La grogne monte contre les assureurs-crédit dans l’Hexagone. L’Etat a beau être déjà entré dans le jeu pour faire face au retrait prévisible de ces acteurs, de nombreuses entreprises s’inquiètent
de ne plus pouvoir compter sur eux
pour sécuriser leurs transactions commerciales à l’heure de la reprise économique. De quoi alimenter le débat sur une évolution du filet de sécurité public.
Le sujet est particulièrement sensible dans certains secteurs, comme la construction.
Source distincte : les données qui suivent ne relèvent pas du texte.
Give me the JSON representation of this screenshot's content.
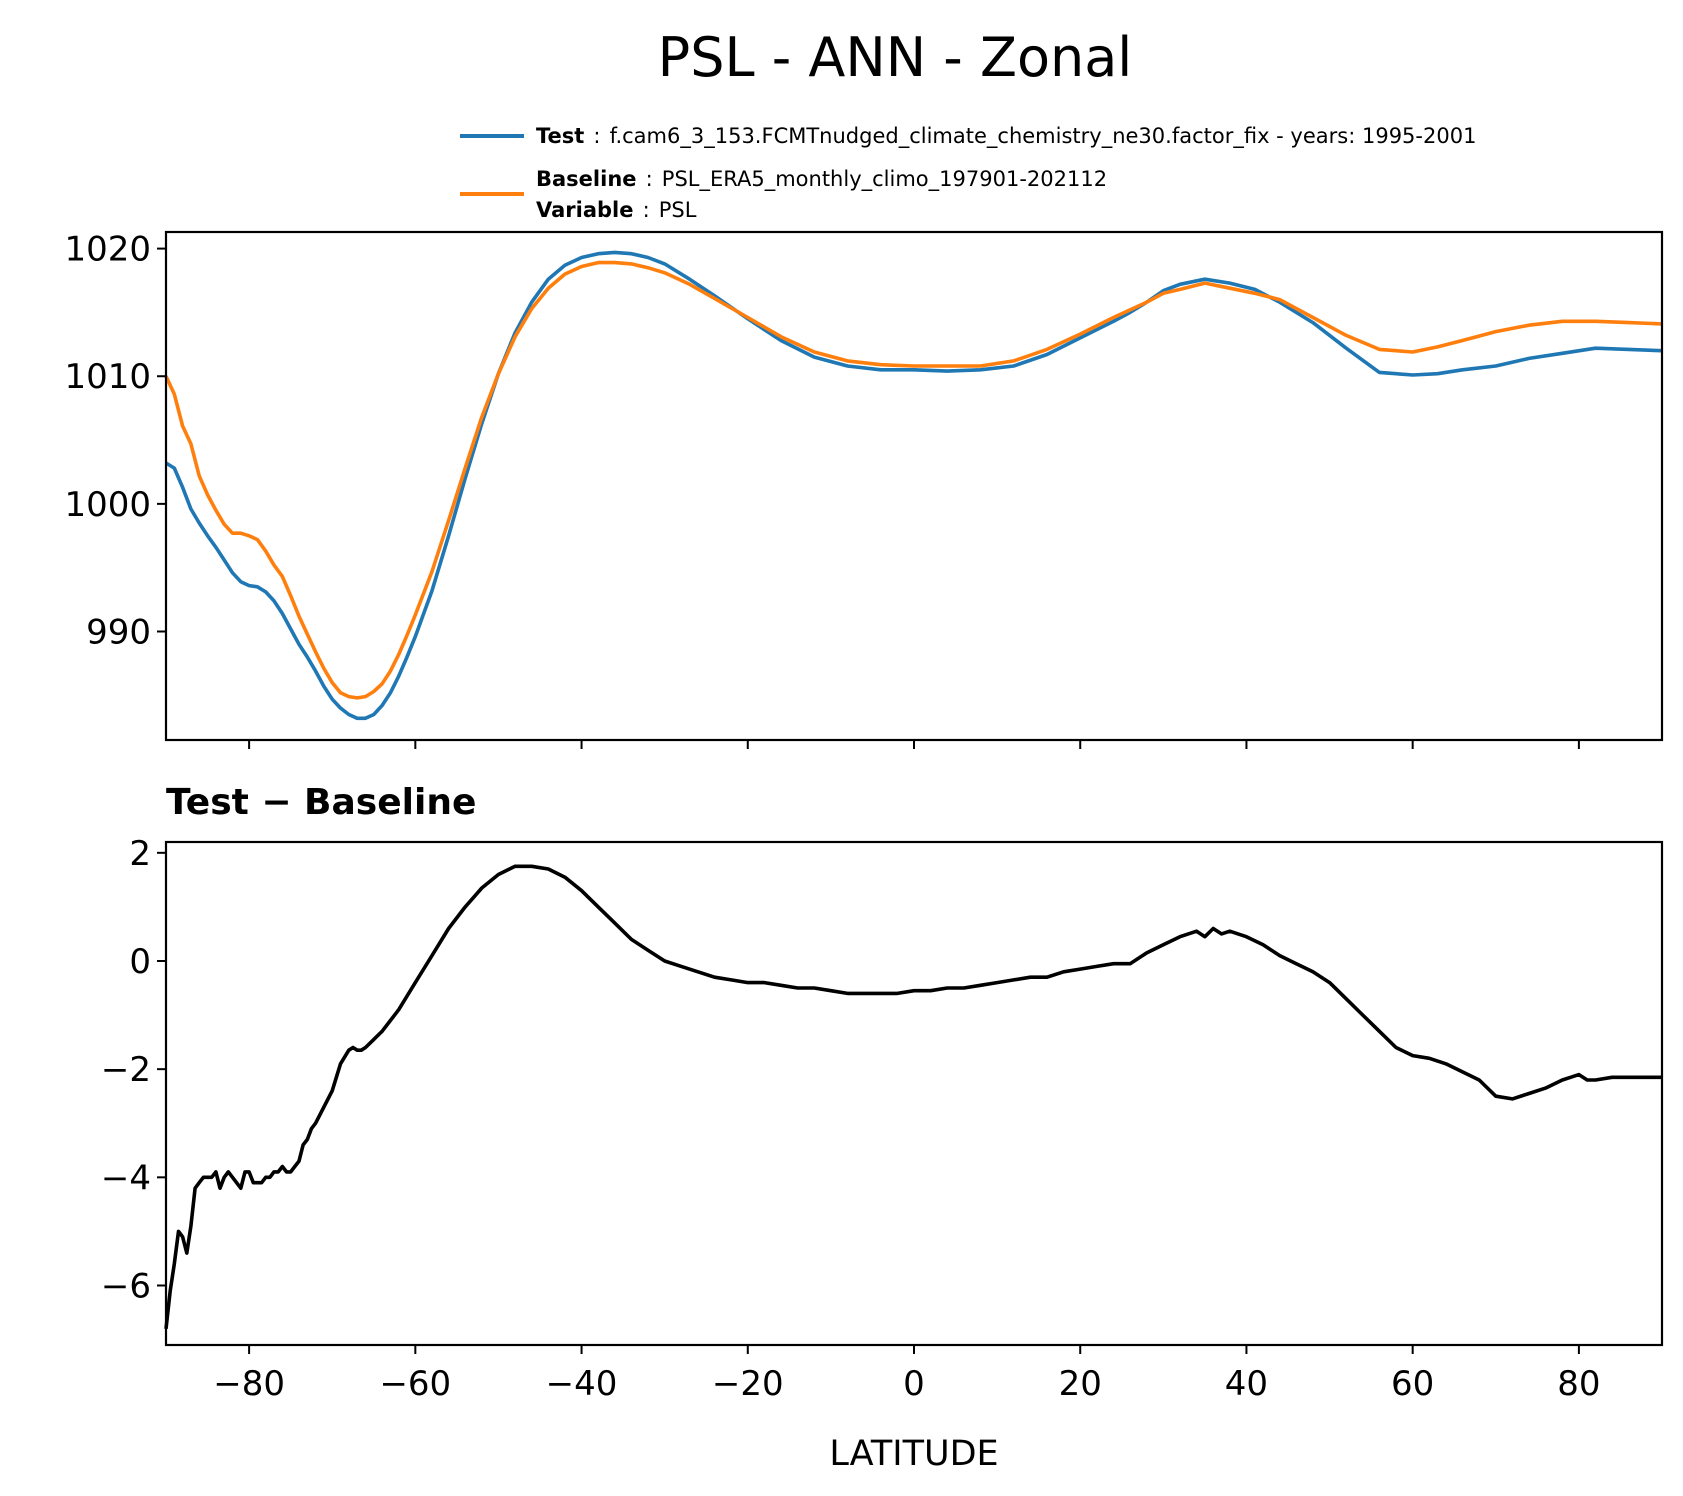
{
  "colors": {
    "test": "#1f77b4",
    "baseline": "#ff7f0e",
    "diff": "#000000",
    "axis": "#000000"
  },
  "chart_data": [
    {
      "type": "line",
      "title": "PSL - ANN - Zonal",
      "xlabel": "",
      "ylabel": "",
      "xlim": [
        -90,
        90
      ],
      "ylim": [
        981.5,
        1021.3
      ],
      "yticks": [
        990,
        1000,
        1010,
        1020
      ],
      "yticklabels": [
        "990",
        "1000",
        "1010",
        "1020"
      ],
      "xticks": [
        -80,
        -60,
        -40,
        -20,
        0,
        20,
        40,
        60,
        80
      ],
      "legend": {
        "placement": "top-right, above axes",
        "entries": [
          {
            "series": "Test",
            "lines": [
              {
                "key": "Test",
                "sep": ":",
                "value": "f.cam6_3_153.FCMTnudged_climate_chemistry_ne30.factor_fix - years: 1995-2001"
              }
            ]
          },
          {
            "series": "Baseline",
            "lines": [
              {
                "key": "Baseline",
                "sep": ":",
                "value": "PSL_ERA5_monthly_climo_197901-202112"
              },
              {
                "key": "Variable",
                "sep": ":",
                "value": "PSL"
              }
            ]
          }
        ]
      },
      "series": [
        {
          "name": "Test",
          "color": "#1f77b4",
          "x": [
            -90,
            -89,
            -88,
            -87,
            -86,
            -85,
            -84,
            -83,
            -82,
            -81,
            -80,
            -79,
            -78,
            -77,
            -76,
            -75,
            -74,
            -73,
            -72,
            -71,
            -70,
            -69,
            -68,
            -67,
            -66,
            -65,
            -64,
            -63,
            -62,
            -61,
            -60,
            -58,
            -56,
            -54,
            -52,
            -50,
            -48,
            -46,
            -44,
            -42,
            -40,
            -38,
            -36,
            -34,
            -32,
            -30,
            -27,
            -24,
            -20,
            -16,
            -12,
            -8,
            -4,
            0,
            4,
            8,
            12,
            16,
            20,
            24,
            26,
            28,
            30,
            32,
            35,
            38,
            41,
            44,
            48,
            52,
            56,
            60,
            63,
            66,
            70,
            74,
            78,
            82,
            86,
            90
          ],
          "y": [
            1003.2,
            1002.8,
            1001.3,
            999.6,
            998.5,
            997.5,
            996.6,
            995.6,
            994.6,
            993.9,
            993.6,
            993.5,
            993.1,
            992.4,
            991.4,
            990.2,
            989.0,
            988.0,
            986.9,
            985.7,
            984.7,
            984.0,
            983.5,
            983.2,
            983.2,
            983.5,
            984.2,
            985.2,
            986.5,
            988.0,
            989.6,
            993.2,
            997.5,
            1002.0,
            1006.3,
            1010.2,
            1013.4,
            1015.8,
            1017.6,
            1018.7,
            1019.3,
            1019.6,
            1019.7,
            1019.6,
            1019.3,
            1018.8,
            1017.6,
            1016.3,
            1014.5,
            1012.8,
            1011.5,
            1010.8,
            1010.5,
            1010.5,
            1010.4,
            1010.5,
            1010.8,
            1011.7,
            1013.0,
            1014.3,
            1015.0,
            1015.8,
            1016.7,
            1017.2,
            1017.6,
            1017.3,
            1016.8,
            1015.8,
            1014.2,
            1012.2,
            1010.3,
            1010.1,
            1010.2,
            1010.5,
            1010.8,
            1011.4,
            1011.8,
            1012.2,
            1012.1,
            1012.0
          ]
        },
        {
          "name": "Baseline",
          "color": "#ff7f0e",
          "x": [
            -90,
            -89,
            -88,
            -87,
            -86,
            -85,
            -84,
            -83,
            -82,
            -81,
            -80,
            -79,
            -78,
            -77,
            -76,
            -75,
            -74,
            -73,
            -72,
            -71,
            -70,
            -69,
            -68,
            -67,
            -66,
            -65,
            -64,
            -63,
            -62,
            -61,
            -60,
            -58,
            -56,
            -54,
            -52,
            -50,
            -48,
            -46,
            -44,
            -42,
            -40,
            -38,
            -36,
            -34,
            -32,
            -30,
            -27,
            -24,
            -20,
            -16,
            -12,
            -8,
            -4,
            0,
            4,
            8,
            12,
            16,
            20,
            24,
            26,
            28,
            30,
            32,
            35,
            38,
            41,
            44,
            48,
            52,
            56,
            60,
            63,
            66,
            70,
            74,
            78,
            82,
            86,
            90
          ],
          "y": [
            1010.0,
            1008.6,
            1006.1,
            1004.7,
            1002.2,
            1000.7,
            999.5,
            998.4,
            997.7,
            997.7,
            997.5,
            997.2,
            996.3,
            995.2,
            994.3,
            992.8,
            991.2,
            989.8,
            988.4,
            987.1,
            986.0,
            985.2,
            984.9,
            984.8,
            984.9,
            985.3,
            985.9,
            986.9,
            988.2,
            989.7,
            991.3,
            994.7,
            998.7,
            1002.8,
            1006.8,
            1010.2,
            1013.1,
            1015.3,
            1016.9,
            1018.0,
            1018.6,
            1018.9,
            1018.9,
            1018.8,
            1018.5,
            1018.1,
            1017.2,
            1016.1,
            1014.6,
            1013.1,
            1011.9,
            1011.2,
            1010.9,
            1010.8,
            1010.8,
            1010.8,
            1011.2,
            1012.1,
            1013.3,
            1014.6,
            1015.2,
            1015.8,
            1016.5,
            1016.8,
            1017.3,
            1016.9,
            1016.5,
            1016.0,
            1014.6,
            1013.2,
            1012.1,
            1011.9,
            1012.3,
            1012.8,
            1013.5,
            1014.0,
            1014.3,
            1014.3,
            1014.2,
            1014.1
          ]
        }
      ]
    },
    {
      "type": "line",
      "title": "Test − Baseline",
      "xlabel": "LATITUDE",
      "ylabel": "",
      "xlim": [
        -90,
        90
      ],
      "ylim": [
        -7.1,
        2.2
      ],
      "yticks": [
        -6,
        -4,
        -2,
        0,
        2
      ],
      "yticklabels": [
        "−6",
        "−4",
        "−2",
        "0",
        "2"
      ],
      "xticks": [
        -80,
        -60,
        -40,
        -20,
        0,
        20,
        40,
        60,
        80
      ],
      "xticklabels": [
        "−80",
        "−60",
        "−40",
        "−20",
        "0",
        "20",
        "40",
        "60",
        "80"
      ],
      "series": [
        {
          "name": "Test − Baseline",
          "color": "#000000",
          "x": [
            -90,
            -89.5,
            -89,
            -88.5,
            -88,
            -87.5,
            -87,
            -86.5,
            -86,
            -85.5,
            -85,
            -84.5,
            -84,
            -83.5,
            -83,
            -82.5,
            -82,
            -81.5,
            -81,
            -80.5,
            -80,
            -79.5,
            -79,
            -78.5,
            -78,
            -77.5,
            -77,
            -76.5,
            -76,
            -75.5,
            -75,
            -74.5,
            -74,
            -73.5,
            -73,
            -72.5,
            -72,
            -71,
            -70,
            -69,
            -68,
            -67.5,
            -67,
            -66.5,
            -66,
            -65,
            -64,
            -63,
            -62,
            -60,
            -58,
            -56,
            -54,
            -52,
            -50,
            -48,
            -46,
            -44,
            -42,
            -40,
            -38,
            -36,
            -34,
            -32,
            -30,
            -28,
            -26,
            -24,
            -22,
            -20,
            -18,
            -16,
            -14,
            -12,
            -10,
            -8,
            -6,
            -4,
            -2,
            0,
            2,
            4,
            6,
            8,
            10,
            12,
            14,
            16,
            18,
            20,
            22,
            24,
            26,
            28,
            30,
            32,
            34,
            35,
            36,
            37,
            38,
            40,
            42,
            44,
            46,
            48,
            50,
            52,
            54,
            56,
            58,
            60,
            62,
            64,
            66,
            68,
            70,
            72,
            74,
            76,
            78,
            79,
            80,
            81,
            82,
            84,
            86,
            88,
            90
          ],
          "y": [
            -6.8,
            -6.1,
            -5.6,
            -5.0,
            -5.1,
            -5.4,
            -4.9,
            -4.2,
            -4.1,
            -4.0,
            -4.0,
            -4.0,
            -3.9,
            -4.2,
            -4.0,
            -3.9,
            -4.0,
            -4.1,
            -4.2,
            -3.9,
            -3.9,
            -4.1,
            -4.1,
            -4.1,
            -4.0,
            -4.0,
            -3.9,
            -3.9,
            -3.8,
            -3.9,
            -3.9,
            -3.8,
            -3.7,
            -3.4,
            -3.3,
            -3.1,
            -3.0,
            -2.7,
            -2.4,
            -1.9,
            -1.65,
            -1.6,
            -1.65,
            -1.65,
            -1.6,
            -1.45,
            -1.3,
            -1.1,
            -0.9,
            -0.4,
            0.1,
            0.6,
            1.0,
            1.35,
            1.6,
            1.75,
            1.75,
            1.7,
            1.55,
            1.3,
            1.0,
            0.7,
            0.4,
            0.2,
            0.0,
            -0.1,
            -0.2,
            -0.3,
            -0.35,
            -0.4,
            -0.4,
            -0.45,
            -0.5,
            -0.5,
            -0.55,
            -0.6,
            -0.6,
            -0.6,
            -0.6,
            -0.55,
            -0.55,
            -0.5,
            -0.5,
            -0.45,
            -0.4,
            -0.35,
            -0.3,
            -0.3,
            -0.2,
            -0.15,
            -0.1,
            -0.05,
            -0.05,
            0.15,
            0.3,
            0.45,
            0.55,
            0.45,
            0.6,
            0.5,
            0.55,
            0.45,
            0.3,
            0.1,
            -0.05,
            -0.2,
            -0.4,
            -0.7,
            -1.0,
            -1.3,
            -1.6,
            -1.75,
            -1.8,
            -1.9,
            -2.05,
            -2.2,
            -2.5,
            -2.55,
            -2.45,
            -2.35,
            -2.2,
            -2.15,
            -2.1,
            -2.2,
            -2.2,
            -2.15,
            -2.15,
            -2.15,
            -2.15
          ]
        }
      ]
    }
  ]
}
Mardi, des organisations professionnelles actives dans ce domaine (DLR, EVOLIS et ARTEMA) ont ainsi annoncé avoir « saisi » le ministre de l’Economie pour qu’il « tempère » le « désengagement » des assureurs-crédit. Faute de quoi, « la situation aura un impact dommageable sur la reprise de l’activité », préviennent-elles.
Inquiétude grandissante
Les assureurs-crédit jouent un rôle clé dans le bon fonctionnement de l’économie. Euler Hermes, Coface ou encore Atradius garantissent les entreprises contre les impayés des clients dans un pays où les délais de paiements sont très répandus. En temps de crise cependant, ils sont enclins à diminuer les protections accordées aux sociétés pour se prémunir contre la hausse des défauts. D’où l’inquiétude grandissante des sociétés.
Conscient du problème, l’Etat a déjà décidé de réactiver un dispositif mis en place lors de la crise précédente (CAP et CAP+),
en octroyant une garantie publique
. Ce filet de sécurité a beau avoir été déjà renforcé – et porté à 15 milliards d’euros – il ne dissipe pas les inquiétudes. En témoigne
l’alerte lancée par le « comité de crise sur les délais de paiements ».
Réunissant les principales organisations patronales aux côtés de Bercy, ce comité a souligné la semaine dernière « l’augmentation des remontées d’entreprises s’inquiétant de la dégradation des couvertures d’assurance-crédit ».
La situation est suivie de près à Bercy. Le ministère a demandé aux assureurs-crédit de lui faire remonter des données pour prendre l’ampleur de la baisse des couvertures. « On n’exclut pas de faire évoluer le dispositif dans le sens d’un complément », indique-t-on à Bercy. Celui-ci pourrait porter sur les conditions d’éligibilité. Une augmentation de la garantie publique n’est pas exclue mais nécessiterait d’être adoptée dans une loi de finances.
La médiation du crédit mobilisée
Placée au sein de la Banque de France, la médiation du crédit tempère. « Pour l’instant, j’ai relativement peu de dossiers portant sur l’assurance-crédit », note le médiateur, Frédéric Visnovsky, qui règle aussi des conflits entre les banques et leurs clients. Cela ne l’a pas empêché d’engager des discussions bilatérales avec les principaux assureurs-crédit pour mieux comprendre ce qui se passe sur le terrain.
Les intéressés se défendent de ne pas jouer leur rôle. « Entre la période avant la crise et le début du mois de mai, nos engagements de couvertures totaux ont baissé de 3 % et nous ne faisons pas de réductions de garanties basées sur des critères sectoriels », assure Eric Lenoir, président du comité exécutif d’Euler Hermes France. D’après le poids lourd du secteur et son concurrent Coface, le recours au dispositif public va progressivement augmenter.
Reste que ces assureurs-crédit sont favorables à un ajustement du système. Ils ne sont pas les seuls. Un groupe de parlementaires de la majorité s’est ainsi emparé du sujet. « Le dispositif est lourd à activer pour les entreprises qui ont beaucoup de clients, comme les grossistes », explique ainsi Dominique David, députée de la République en Marche.